Le Premier ministre israélien a bien choisi son moment pour annoncer sa décision à laquelle tous s’attendaient : reporter l’examen parlementaire de sa très contestée réforme de la justice qui vise à conférer au gouvernement un poids plus important dans le choix des juges et à limiter les capacités de la Cour suprême à annuler des lois votées par le Parlement.
Pour la première fois, des dizaines de milliers de partisans à cette réforme étaient descendus quelques heures auparavant dans les rues de la ville sainte d’al-Qods occupée, autour de la Knesset.
Leur rassemblement, devait servir de contrepoids aux manifestations qui se sont poursuivies pendant plus de 12 semaines consécutives, lesquelles faisaient croire que toute la population israélienne était hostile à cette réforme.
Des chiffres de la police israélienne ont recensé près de 300 mille qui se sont rassemblés près de la Knesset dans la nuit pendant que Netanyahu prononçait son allocution télévisée en « prime time ».
Il n’a d’ailleurs pas manqué à la fin de son discours de leur rendre hommage, assurant son engagement à faire adopter la réforme coûte que coûte.
Un report de l’adoption de la réforme
En effet, au cours de son discours, Netanyahu n’a concédé que le report de l’adoption définitive des différents projets de loi de la réforme en deuxième et troisième lectures, à la prochaine session parlementaire devant s’ouvrir après les fêtes de la Pâque juive. C’est-à-dire du 5 au 13 avril.

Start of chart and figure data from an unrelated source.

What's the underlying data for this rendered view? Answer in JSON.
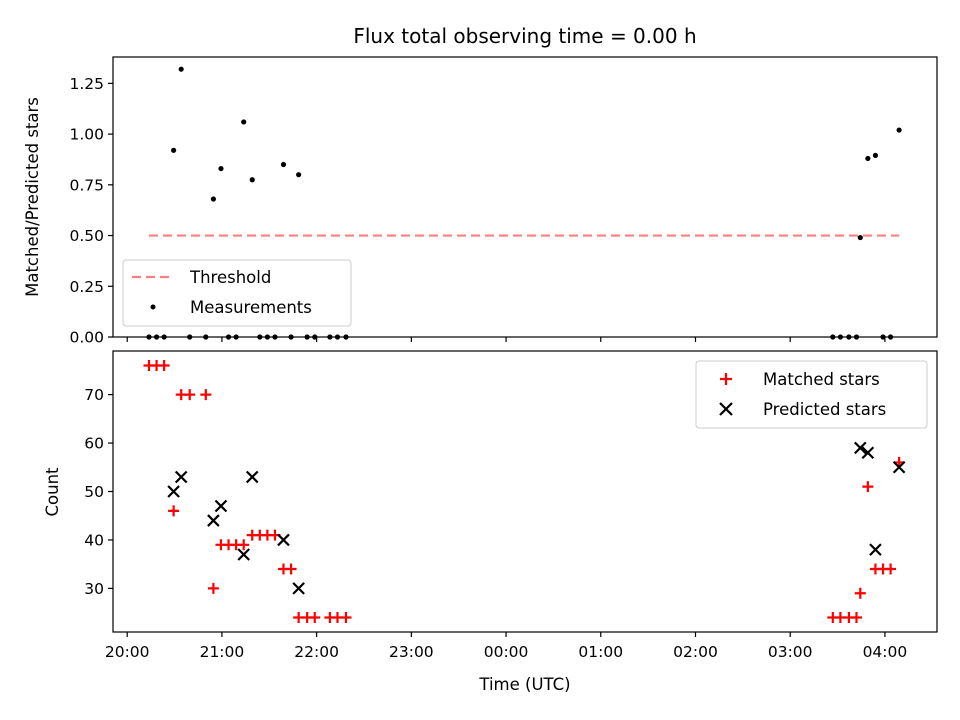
{
  "chart_data": {
    "title": "Flux total observing time = 0.00 h",
    "xlabel": "Time (UTC)",
    "x_tick_labels": [
      "20:00",
      "21:00",
      "22:00",
      "23:00",
      "00:00",
      "01:00",
      "02:00",
      "03:00",
      "04:00"
    ],
    "x_ticks_hours": [
      20,
      21,
      22,
      23,
      24,
      25,
      26,
      27,
      28
    ],
    "xlim_hours": [
      19.85,
      28.55
    ],
    "top": {
      "type": "scatter",
      "ylabel": "Matched/Predicted stars",
      "ylim": [
        0,
        1.38
      ],
      "y_ticks": [
        0.0,
        0.25,
        0.5,
        0.75,
        1.0,
        1.25
      ],
      "y_tick_labels": [
        "0.00",
        "0.25",
        "0.50",
        "0.75",
        "1.00",
        "1.25"
      ],
      "threshold": {
        "name": "Threshold",
        "value": 0.5,
        "x_start": 20.23,
        "x_end": 28.15,
        "color": "#ff7f7f"
      },
      "measurements": {
        "name": "Measurements",
        "color": "#000000",
        "x": [
          20.23,
          20.31,
          20.39,
          20.49,
          20.57,
          20.66,
          20.83,
          20.91,
          20.99,
          21.07,
          21.15,
          21.23,
          21.32,
          21.4,
          21.48,
          21.56,
          21.65,
          21.73,
          21.81,
          21.9,
          21.98,
          22.14,
          22.22,
          22.31,
          27.45,
          27.53,
          27.62,
          27.7,
          27.74,
          27.82,
          27.9,
          27.98,
          28.06,
          28.15
        ],
        "y": [
          0.0,
          0.0,
          0.0,
          0.92,
          1.32,
          0.0,
          0.0,
          0.68,
          0.83,
          0.0,
          0.0,
          1.06,
          0.775,
          0.0,
          0.0,
          0.0,
          0.85,
          0.0,
          0.8,
          0.0,
          0.0,
          0.0,
          0.0,
          0.0,
          0.0,
          0.0,
          0.0,
          0.0,
          0.49,
          0.88,
          0.895,
          0.0,
          0.0,
          1.02
        ]
      }
    },
    "bottom": {
      "type": "scatter",
      "ylabel": "Count",
      "ylim": [
        21,
        79
      ],
      "y_ticks": [
        30,
        40,
        50,
        60,
        70
      ],
      "y_tick_labels": [
        "30",
        "40",
        "50",
        "60",
        "70"
      ],
      "matched": {
        "name": "Matched stars",
        "color": "#ff0000",
        "x": [
          20.23,
          20.31,
          20.39,
          20.49,
          20.57,
          20.66,
          20.83,
          20.91,
          20.99,
          21.07,
          21.15,
          21.23,
          21.32,
          21.4,
          21.48,
          21.56,
          21.65,
          21.73,
          21.81,
          21.9,
          21.98,
          22.14,
          22.22,
          22.31,
          27.45,
          27.53,
          27.62,
          27.7,
          27.74,
          27.82,
          27.9,
          27.98,
          28.06,
          28.15
        ],
        "y": [
          76,
          76,
          76,
          46,
          70,
          70,
          70,
          30,
          39,
          39,
          39,
          39,
          41,
          41,
          41,
          41,
          34,
          34,
          24,
          24,
          24,
          24,
          24,
          24,
          24,
          24,
          24,
          24,
          29,
          51,
          34,
          34,
          34,
          56
        ]
      },
      "predicted": {
        "name": "Predicted stars",
        "color": "#000000",
        "x": [
          20.49,
          20.57,
          20.91,
          20.99,
          21.23,
          21.32,
          21.65,
          21.81,
          27.74,
          27.82,
          27.9,
          28.15
        ],
        "y": [
          50,
          53,
          44,
          47,
          37,
          53,
          40,
          30,
          59,
          58,
          38,
          55
        ]
      }
    }
  }
}
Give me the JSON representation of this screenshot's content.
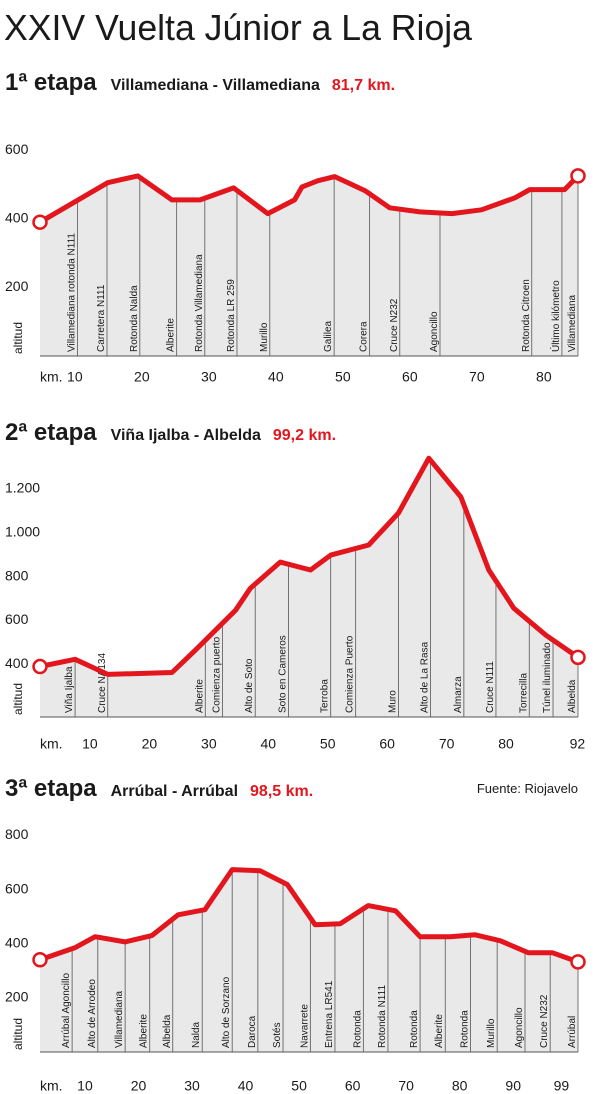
{
  "title": "XXIV Vuelta Júnior a La Rioja",
  "source": "Fuente: Riojavelo",
  "chart_data": [
    {
      "type": "line",
      "stage": "1ª etapa",
      "route": "Villamediana - Villamediana",
      "distance": "81,7 km.",
      "xlabel": "km.",
      "ylabel": "altitud",
      "color": "#e3161d",
      "fill": "#e9e9e9",
      "xlim": [
        4.8,
        85.1
      ],
      "xticks": [
        10,
        20,
        30,
        40,
        50,
        60,
        70,
        80
      ],
      "ylim": [
        0,
        650
      ],
      "yticks": [
        200,
        400,
        600
      ],
      "x": [
        4.8,
        14.9,
        19.4,
        24.5,
        28.7,
        33.7,
        38.8,
        42.8,
        43.9,
        46.3,
        48.8,
        53.3,
        57.0,
        61.5,
        66.3,
        70.7,
        75.7,
        77.9,
        83.1,
        85.1
      ],
      "values": [
        390,
        505,
        525,
        455,
        455,
        490,
        415,
        455,
        493,
        511,
        523,
        482,
        432,
        420,
        415,
        426,
        461,
        485,
        485,
        525
      ],
      "waypoints": [
        {
          "name": "Villamediana rotonda N111",
          "km": 10.4
        },
        {
          "name": "Carretera N111",
          "km": 14.8
        },
        {
          "name": "Rotonda Nalda",
          "km": 19.7
        },
        {
          "name": "Alberite",
          "km": 25.2
        },
        {
          "name": "Rotonda Villamediana",
          "km": 29.4
        },
        {
          "name": "Rotonda LR 259",
          "km": 34.2
        },
        {
          "name": "Murillo",
          "km": 39.1
        },
        {
          "name": "Galilea",
          "km": 48.7
        },
        {
          "name": "Corera",
          "km": 54.0
        },
        {
          "name": "Cruce N232",
          "km": 58.5
        },
        {
          "name": "Agoncillo",
          "km": 64.5
        },
        {
          "name": "Rotonda Citroen",
          "km": 78.2
        },
        {
          "name": "Último kilómetro",
          "km": 82.7
        },
        {
          "name": "Villamediana",
          "km": 85.1
        }
      ]
    },
    {
      "type": "line",
      "stage": "2ª etapa",
      "route": "Viña Ijalba - Albelda",
      "distance": "99,2 km.",
      "xlabel": "km.",
      "ylabel": "altitud",
      "color": "#e3161d",
      "fill": "#e9e9e9",
      "xlim": [
        1.6,
        92.1
      ],
      "xticks": [
        10,
        20,
        30,
        40,
        50,
        60,
        70,
        80,
        92
      ],
      "ylim": [
        160,
        1400
      ],
      "yticks": [
        400,
        600,
        800,
        {
          "value": 1000,
          "label": "1.000"
        },
        {
          "value": 1200,
          "label": "1.200"
        }
      ],
      "x": [
        1.6,
        7.5,
        13.0,
        23.8,
        27.7,
        34.5,
        37.0,
        42.0,
        47.1,
        50.5,
        56.9,
        61.9,
        67.0,
        72.4,
        77.1,
        81.3,
        86.7,
        92.1
      ],
      "values": [
        390,
        423,
        354,
        363,
        464,
        647,
        747,
        866,
        830,
        898,
        944,
        1090,
        1340,
        1163,
        830,
        656,
        533,
        432
      ],
      "waypoints": [
        {
          "name": "Viña Ijalba",
          "km": 7.5
        },
        {
          "name": "Cruce NA134",
          "km": 13.0
        },
        {
          "name": "Alberite",
          "km": 29.4
        },
        {
          "name": "Comienza puerto",
          "km": 32.3
        },
        {
          "name": "Alto de Soto",
          "km": 37.8
        },
        {
          "name": "Soto en Cameros",
          "km": 43.4
        },
        {
          "name": "Terroba",
          "km": 50.5
        },
        {
          "name": "Comienza Puerto",
          "km": 54.7
        },
        {
          "name": "Muro",
          "km": 61.9
        },
        {
          "name": "Alto de La Rasa",
          "km": 67.3
        },
        {
          "name": "Almarza",
          "km": 72.9
        },
        {
          "name": "Cruce N111",
          "km": 78.3
        },
        {
          "name": "Torrecilla",
          "km": 83.9
        },
        {
          "name": "Túnel iluminado",
          "km": 87.9
        },
        {
          "name": "Albelda",
          "km": 92.1
        }
      ]
    },
    {
      "type": "line",
      "stage": "3ª etapa",
      "route": "Arrúbal - Arrúbal",
      "distance": "98,5 km.",
      "xlabel": "km.",
      "ylabel": "altitud",
      "color": "#e3161d",
      "fill": "#e9e9e9",
      "xlim": [
        1.6,
        102.1
      ],
      "xticks": [
        10,
        20,
        30,
        40,
        50,
        60,
        70,
        80,
        90,
        99
      ],
      "ylim": [
        0,
        850
      ],
      "yticks": [
        200,
        400,
        600,
        800
      ],
      "x": [
        1.6,
        8.1,
        11.9,
        17.5,
        22.5,
        27.4,
        32.4,
        37.5,
        42.7,
        47.8,
        53.0,
        57.7,
        62.9,
        68.0,
        72.6,
        78.2,
        82.9,
        87.6,
        92.8,
        97.3,
        102.1
      ],
      "values": [
        341,
        385,
        426,
        407,
        430,
        507,
        526,
        674,
        670,
        619,
        470,
        474,
        541,
        522,
        426,
        426,
        433,
        411,
        367,
        367,
        333
      ],
      "waypoints": [
        {
          "name": "Arrúbal Agoncillo",
          "km": 7.6
        },
        {
          "name": "Alto de Arrodeo",
          "km": 12.4
        },
        {
          "name": "Villamediana",
          "km": 17.5
        },
        {
          "name": "Alberite",
          "km": 22.1
        },
        {
          "name": "Albelda",
          "km": 26.4
        },
        {
          "name": "Nalda",
          "km": 31.9
        },
        {
          "name": "Alto de Sorzano",
          "km": 37.5
        },
        {
          "name": "Daroca",
          "km": 42.3
        },
        {
          "name": "Sotés",
          "km": 47.0
        },
        {
          "name": "Navarrete",
          "km": 52.1
        },
        {
          "name": "Entrena LR541",
          "km": 56.7
        },
        {
          "name": "Rotonda",
          "km": 62.0
        },
        {
          "name": "Rotonda N111",
          "km": 66.6
        },
        {
          "name": "Rotonda",
          "km": 72.6
        },
        {
          "name": "Alberite",
          "km": 77.3
        },
        {
          "name": "Rotonda",
          "km": 82.0
        },
        {
          "name": "Murillo",
          "km": 87.0
        },
        {
          "name": "Agoncillo",
          "km": 92.2
        },
        {
          "name": "Cruce N232",
          "km": 96.9
        },
        {
          "name": "Arrúbal",
          "km": 102.1
        }
      ]
    }
  ]
}
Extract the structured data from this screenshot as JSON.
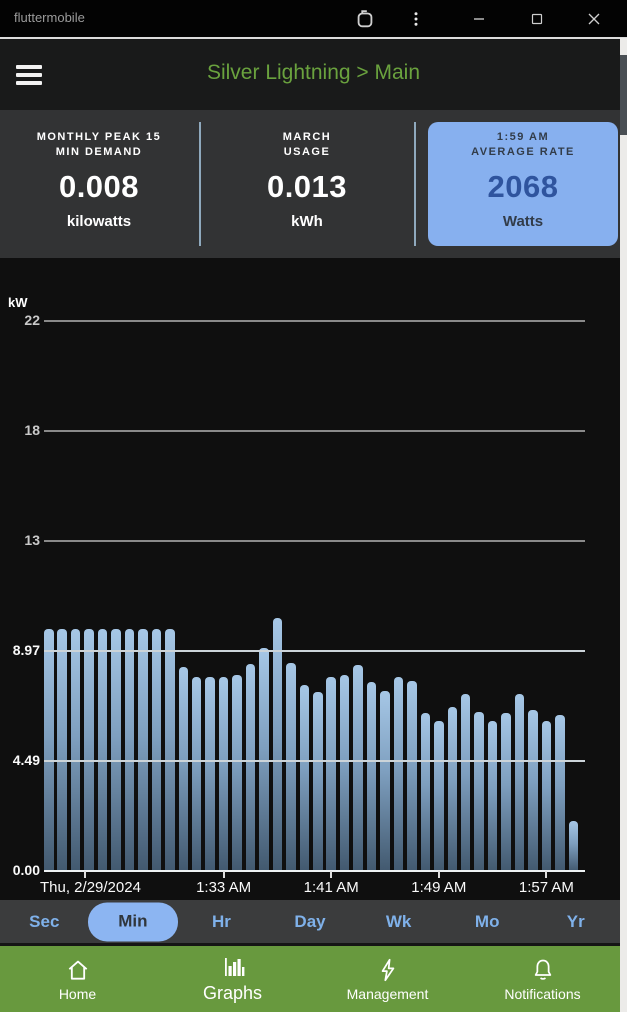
{
  "titlebar": {
    "app_name": "fluttermobile"
  },
  "appbar": {
    "title": "Silver Lightning > Main"
  },
  "stats": {
    "cards": [
      {
        "label_line1": "MONTHLY PEAK 15",
        "label_line2": "MIN DEMAND",
        "value": "0.008",
        "unit": "kilowatts",
        "highlighted": false
      },
      {
        "label_line1": "MARCH",
        "label_line2": "USAGE",
        "value": "0.013",
        "unit": "kWh",
        "highlighted": false
      },
      {
        "label_line1": "1:59 AM",
        "label_line2": "AVERAGE RATE",
        "value": "2068",
        "unit": "Watts",
        "highlighted": true
      }
    ]
  },
  "chart_data": {
    "type": "bar",
    "title": "",
    "ylabel": "kW",
    "xlabel": "",
    "ylim": [
      0,
      25.5
    ],
    "grid": true,
    "y_ticks": [
      {
        "label": "22",
        "value": 22.43,
        "style": "dim"
      },
      {
        "label": "18",
        "value": 17.94,
        "style": "dim"
      },
      {
        "label": "13",
        "value": 13.46,
        "style": "dim"
      },
      {
        "label": "8.97",
        "value": 8.97,
        "style": "light"
      },
      {
        "label": "4.49",
        "value": 4.49,
        "style": "light"
      },
      {
        "label": "0.00",
        "value": 0,
        "style": "base"
      }
    ],
    "x_ticks": [
      {
        "label": "Thu, 2/29/2024",
        "bar_index": 2.7,
        "align": "left"
      },
      {
        "label": "1:33 AM",
        "bar_index": 13
      },
      {
        "label": "1:41 AM",
        "bar_index": 21
      },
      {
        "label": "1:49 AM",
        "bar_index": 29
      },
      {
        "label": "1:57 AM",
        "bar_index": 37
      }
    ],
    "values": [
      9.85,
      9.85,
      9.85,
      9.85,
      9.85,
      9.85,
      9.85,
      9.85,
      9.85,
      9.85,
      8.3,
      7.9,
      7.9,
      7.9,
      8.0,
      8.45,
      9.1,
      10.3,
      8.5,
      7.6,
      7.3,
      7.9,
      8.0,
      8.4,
      7.7,
      7.35,
      7.9,
      7.75,
      6.45,
      6.1,
      6.7,
      7.2,
      6.5,
      6.1,
      6.45,
      7.2,
      6.55,
      6.1,
      6.35,
      2.05
    ],
    "bar_color_top": "#a6c7e6",
    "bar_color_bottom": "#42596f"
  },
  "range_tabs": {
    "options": [
      "Sec",
      "Min",
      "Hr",
      "Day",
      "Wk",
      "Mo",
      "Yr"
    ],
    "selected": "Min"
  },
  "bottom_nav": {
    "items": [
      {
        "label": "Home",
        "icon": "home-icon",
        "selected": false
      },
      {
        "label": "Graphs",
        "icon": "bar-chart-icon",
        "selected": true
      },
      {
        "label": "Management",
        "icon": "lightning-icon",
        "selected": false
      },
      {
        "label": "Notifications",
        "icon": "bell-icon",
        "selected": false
      }
    ]
  }
}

Ce report avait été négocié avec son ministre de la Sécurité nationale Itamar Ben-Gvir, issu de l’aile ultra-nationaliste, auquel il lui avait aussi promis un accord pour former une Garde nationale – une démarche condamnée par l’opposition, selon laquelle cela offre à Ben-Gvir une milice personnelle.
Dans son allocution, Netanyahu n’a admis que vouloir négocier avec les partis contestataires pour « parvenir à un consensus large » sur la réforme, décrivant sa décision comme «une chance d’éviter une guerre civile » et affichant sa «volonté d’éviter un déchirement de la nation ».
Mais rien dans son discours ne présage qu’il a renoncé à la réforme.
Opposition sceptique
Du côté des chefs de l’opposition, l’accueil est plutôt sceptique.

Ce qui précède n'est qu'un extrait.